Auch ohne Quote ist „deutsche“ Musik gut vertreten

Was wir allerdings nicht brauchen, ist eine Quote für deutsche (Rock- und Pop-) Musik in Radio und Fernsehen. Diese unselige, weil in Zügen auch nationalistische Debatte ist schon 1996, damals unter anderen von dem Musiker Heinz-Rudolf Kunze, ins Spiel gebracht worden. Eine „Über Siebenbürgen musst du gehn“-Quote ist aber nicht die adäquate Antwort auf das Phänomen, dass insbesondere junge Menschen vielen Teilen der deutschsprachigen Musik den Rücken zugekehrt haben. Für diese ist deutsche Musik vielleicht eher altbacken und von „gestern“, nicht modern und hip. Eher also ein musikalischer Generationenkonflikt, denn ein wirklich grundsätzliches Problem. Auch kurzfristige Renaissancen wie der Schlager-Hype um Dieter-Thomas Kuhn und Guildo Horn ändern nichts an dieser Tatsache: Deren Musik ist meistens die der Eltern- und Großelterngeneration. So wenig man einem überzeugten Techno-Freak bei Mozarts Zauberflöte Wohlgefühle entlocken kann, so wenig lässt sich halt nur selten ein Rock-Fan oder eine Robbie Williams-Verehrerin für ein musikalisches Bett im Kornfeld begeistern. Ein bisschen Spaß muss sein – aber eben auch nicht immer, und schon gar nicht in der heimischen Musikanlage!

Bei allem darf nämlich nicht vergessen werden:

Auch ohne diese Quote liegt der Chartanteil an deutschen Repertoires seit Jahren bei knapp 50 %.

Auch ohne diese Quote erfreuen sich Musiksender wie VIVA, die verstärkt auf inländische Musik setzen, großer Beliebtheit bei den Zuschauern. Einige wenige Radiostationen mit dem Schwerpunkt auf aktuelle und regionale Produktionen und junge und innovative Künstler machen es bereits vor: Musik aus Deutschland, ob deutsch, türkisch, englisch oder französisch ist angesagt und wird gerne gehört.

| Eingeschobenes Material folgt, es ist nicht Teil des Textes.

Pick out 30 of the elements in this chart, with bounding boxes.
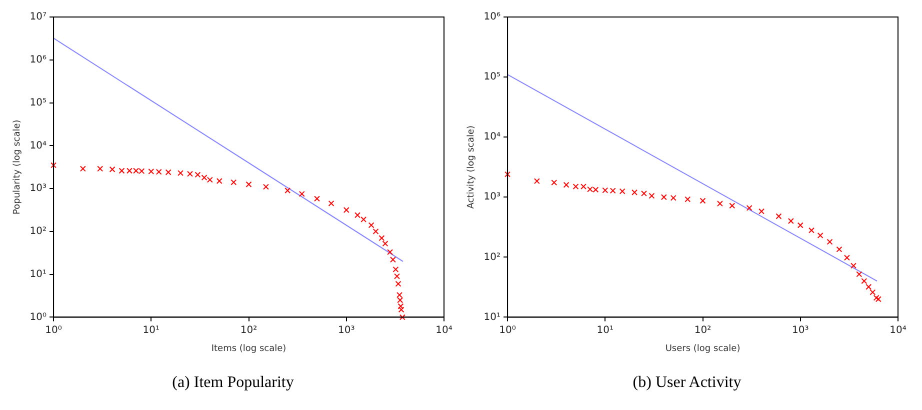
y-tick-label: 10⁵ — [484, 72, 501, 83]
y-tick-label: 10⁶ — [484, 12, 501, 23]
x-tick-label: 10⁴ — [890, 324, 906, 336]
x-tick-label: 10⁰ — [45, 324, 62, 336]
y-tick-label: 10² — [30, 226, 47, 238]
x-tick-label: 10³ — [338, 324, 355, 336]
y-tick-label: 10¹ — [30, 268, 47, 280]
y-axis-title: Activity (log scale) — [466, 125, 477, 209]
y-tick-label: 10² — [484, 252, 501, 263]
x-axis-title: Users (log scale) — [665, 344, 740, 354]
y-tick-label: 10⁴ — [30, 140, 47, 152]
x-tick-label: 10² — [240, 324, 258, 336]
y-tick-label: 10⁰ — [30, 312, 47, 323]
y-axis-title: Popularity (log scale) — [12, 120, 23, 214]
x-tick-label: 10⁴ — [436, 324, 452, 336]
x-tick-label: 10⁰ — [499, 324, 516, 336]
y-tick-label: 10⁷ — [30, 12, 47, 23]
y-tick-label: 10³ — [484, 192, 501, 203]
text: (a) Item Popularity — [172, 374, 294, 392]
y-tick-label: 10⁶ — [30, 54, 47, 66]
x-axis-title: Items (log scale) — [211, 344, 286, 354]
x-tick-label: 10² — [694, 324, 712, 336]
y-tick-label: 10³ — [30, 183, 47, 194]
text: (b) User Activity — [632, 374, 742, 392]
y-tick-label: 10⁴ — [484, 132, 501, 143]
x-tick-label: 10³ — [792, 324, 809, 336]
x-tick-label: 10¹ — [142, 324, 160, 336]
y-tick-label: 10¹ — [484, 312, 501, 323]
y-tick-label: 10⁵ — [30, 97, 47, 108]
x-tick-label: 10¹ — [596, 324, 614, 336]
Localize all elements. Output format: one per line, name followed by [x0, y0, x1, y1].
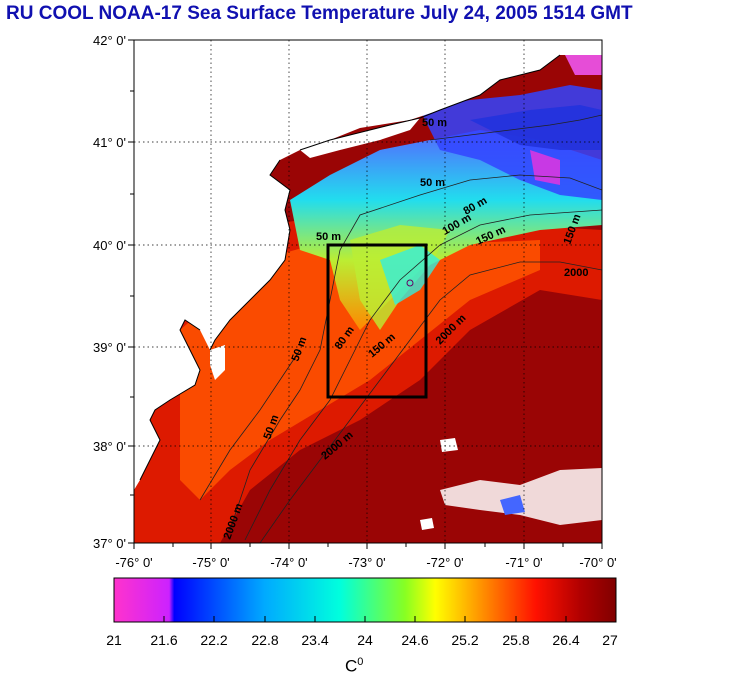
colorbar-ticks — [113, 616, 617, 622]
lat-label: 38° 0' — [93, 439, 126, 454]
contour-label: 50 m — [420, 177, 445, 189]
lon-label: -75° 0' — [192, 555, 229, 570]
colorbar-tick-label: 24 — [357, 632, 373, 648]
colorbar-unit-main: C — [345, 656, 358, 676]
map-title: RU COOL NOAA-17 Sea Surface Temperature … — [6, 3, 633, 24]
colorbar-tick-label: 22.2 — [200, 632, 227, 648]
graticule — [134, 40, 602, 543]
sst-raster — [134, 40, 602, 543]
map-frame — [133, 39, 603, 544]
axis-labels: -76° 0' -75° 0' -74° 0' -73° 0' -72° 0' … — [93, 33, 617, 570]
lat-label: 37° 0' — [93, 536, 126, 551]
lon-label: -71° 0' — [505, 555, 542, 570]
lon-label: -70° 0' — [579, 555, 616, 570]
colorbar-tick-label: 26.4 — [552, 632, 579, 648]
contour-label: 50 m — [316, 231, 341, 243]
colorbar-tick-label: 27 — [602, 632, 618, 648]
lon-label: -74° 0' — [270, 555, 307, 570]
lon-label: -73° 0' — [348, 555, 385, 570]
colorbar-tick-label: 21 — [106, 632, 122, 648]
station-marker — [406, 279, 414, 287]
colorbar-tick-label: 25.2 — [451, 632, 478, 648]
colorbar-unit-label: C0 — [345, 656, 363, 677]
colorbar-unit-sup: 0 — [357, 656, 364, 668]
contour-label: 2000 — [564, 267, 588, 279]
colorbar-tick-label: 22.8 — [251, 632, 278, 648]
lat-label: 40° 0' — [93, 238, 126, 253]
lat-label: 39° 0' — [93, 340, 126, 355]
colorbar — [113, 577, 617, 623]
study-area-box — [326, 243, 428, 399]
colorbar-tick-label: 21.6 — [150, 632, 177, 648]
contour-label: 50 m — [422, 117, 447, 129]
lat-label: 42° 0' — [93, 33, 126, 48]
colorbar-tick-label: 24.6 — [401, 632, 428, 648]
lon-label: -72° 0' — [426, 555, 463, 570]
colorbar-tick-label: 25.8 — [502, 632, 529, 648]
colorbar-tick-labels: 21 21.6 22.2 22.8 23.4 24 24.6 25.2 25.8… — [106, 632, 618, 648]
frame-ticks — [128, 39, 603, 549]
colorbar-tick-label: 23.4 — [301, 632, 328, 648]
lat-label: 41° 0' — [93, 135, 126, 150]
lon-label: -76° 0' — [115, 555, 152, 570]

Auch ohne diese Quote sind deutsche MusikerInnen wie Sarah Connor, Wir sind Helden, die Scorpions oder Guano Apes nicht nur national, sondern zum Teil seit Jahren auch international sehr erfolgreich.


Musik ist international

Wer diese Quote fordert, vergisst zudem, dass Rock und Pop schon immer ein internationales Phänomen gewesen sind und dass auch die deutsche Popmusik zum Beispiel als Aneignung und Verwandlung anglo-amerikanischer Stile entstanden ist. Und er vergisst, dass Musik von Kreativität lebt, und Kreativität von Austausch. Dieser Austausch findet international statt, und ist nicht national beschränkt!

Zudem ist Deutschland seit über zehn Jahren Ausgangspunkt einer Techno- und Diskokultur – u.a. mit der Loveparade in Berlin -, die sich weit über die Grenzen verbreitet und Deutschland zu einem wichtigen Repertoire-Lieferanten für den Weltmarkt gemacht hat.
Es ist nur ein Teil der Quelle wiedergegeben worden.